Responsibility designates the free voluntariness of love. But love is not a matter of possession, domination or control: Finally, love requires the knowing of the beloved, which is already implied in respect, since genuine respect can only be a function of such knowing, since one cannot respect something if one does not know what one is looking at.
The problem is, however, that, in short, human beings cannot fully be known, I cannot even know myself: The lack of such resolution within oneself results in an unbalanced personality that seeks to compensate for or mask its lack of one or the other polarity.
Thus, if the masculine character traits of a man are weakened, because emotionally he has remained a child, he will try to compensate for this lack by the exclusive emphasis on his male role in sex.
The result is the Don Juan, who needs to prove his male prowess in sex because he is unsure of his masculinity in a characterological sense. When the paralysis of masculinity is more extreme, sadism the use of force becomes the main—perverted—substitute for masculinity.
If the feminine sexuality is weakened or perverted, it is transformed into masochism, or possessiveness. It is thus that we observe, in this society, the resort to various alternatives to love to compensate for our lack of love or inability to love; these alternatives to love are shortcuts or quick fixes to which our technological, consumer society programs us to respond.
As my own example of this I suggest the communal experience of the passionate football fan who loses herself in the mass hysteria of the crowd, thus gaining a sense of overall unity; another extreme example would be one who feels so alone, and has so little sense of personal integrity, that he gives his entire personality over to a religious cult, thus gaining the identity of the cult, but of course losing his own.Erich Fromm’s exploration of love is an exercise in social theory.
He asks ‘is love an art?’, goes on to examine the theory of love, and then explores love and its disintegration in contemporary western society.
For a deeper look at Fromm's ideas on love, click on the following blue link to look at the excerpts from The Art of Loving CRAFTSMANSHIP. In Medieval and Renaissance times, especially the 13th and 14th centuries, craftsmanship reached one of the peaks in the evolution of creative work.
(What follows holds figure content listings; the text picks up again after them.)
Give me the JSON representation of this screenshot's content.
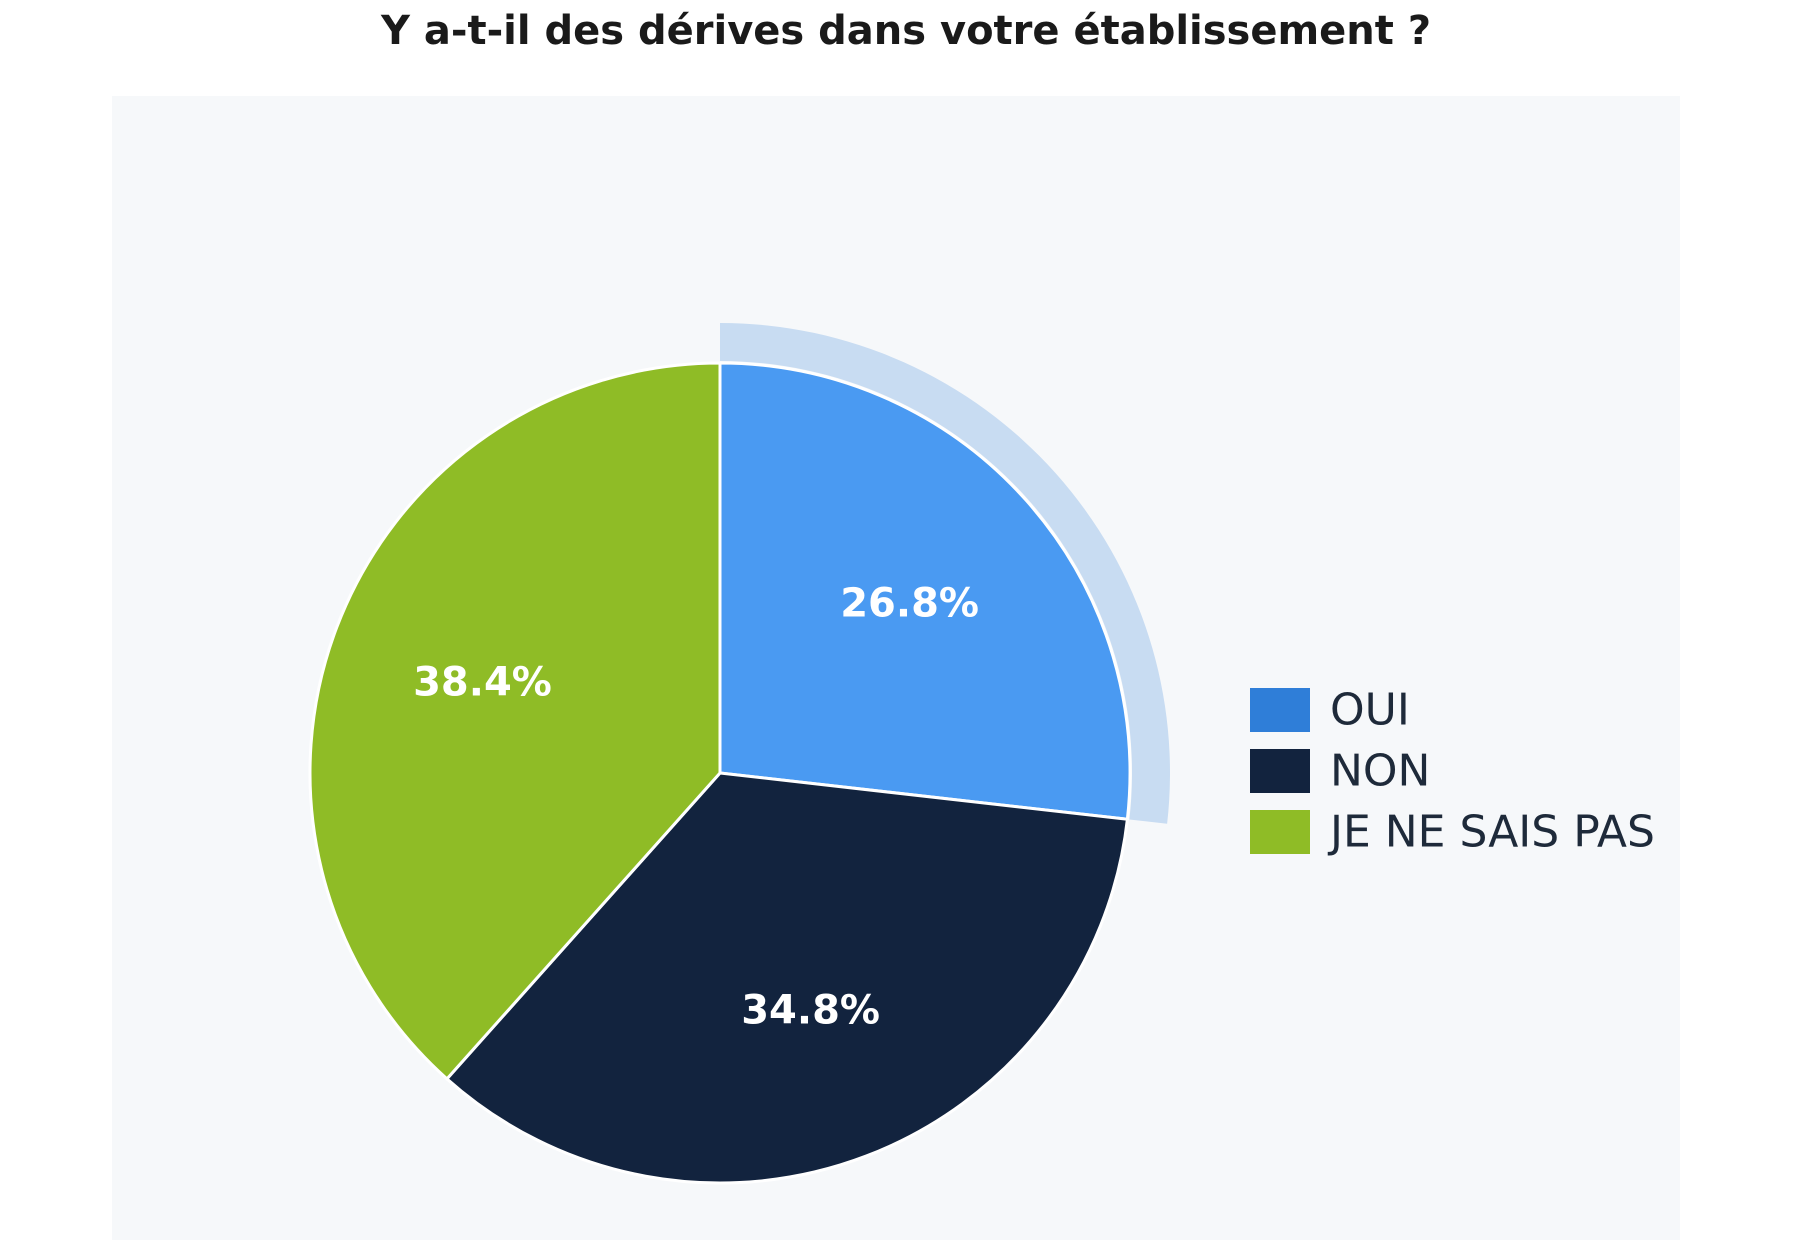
{
  "chart_data": {
    "type": "pie",
    "title": "Y a-t-il des dérives dans votre établissement ?",
    "slices": [
      {
        "label": "OUI",
        "value": 26.8,
        "display": "26.8%",
        "color": "#4a9af2",
        "legend_color": "#2f7ed8",
        "highlighted": true,
        "highlight_color": "#c8dcf2"
      },
      {
        "label": "NON",
        "value": 34.8,
        "display": "34.8%",
        "color": "#12233e",
        "legend_color": "#12233e",
        "highlighted": false
      },
      {
        "label": "JE NE SAIS PAS",
        "value": 38.4,
        "display": "38.4%",
        "color": "#8fbc26",
        "legend_color": "#8fbc26",
        "highlighted": false
      }
    ],
    "start_angle": "12 o'clock",
    "direction": "clockwise",
    "legend_position": "right",
    "background_color": "#f6f8fa"
  }
}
Erich Fromm Responds to Freud: The Art of Loving As Rousseau offers an eloquent and spirited response to Hobbes, so Erich Fromm () does to Freud. to live as a human being is to love, thus “the art of loving” is essentially another way of .
In his best-selling book The Art of Loving, German philosopher and psychoanalyst Erich Fromm () examines these questions and others relating to love, and he puts forward a strong argument that love is an art which must be developed and practiced with commitment and humility: it requires both knowledge and effort.
Fromm provides. Fromm saw loving the theme of love in erich fromms the art of loving as an art. In his best-selling book The Art of Loving, German philosopher and psychoanalyst Erich Fromm () examines these questions and others relating to love, and he puts forward a strong argument that love is an art which must be developed and practiced with commitment and humility: it requires both knowledge and effort.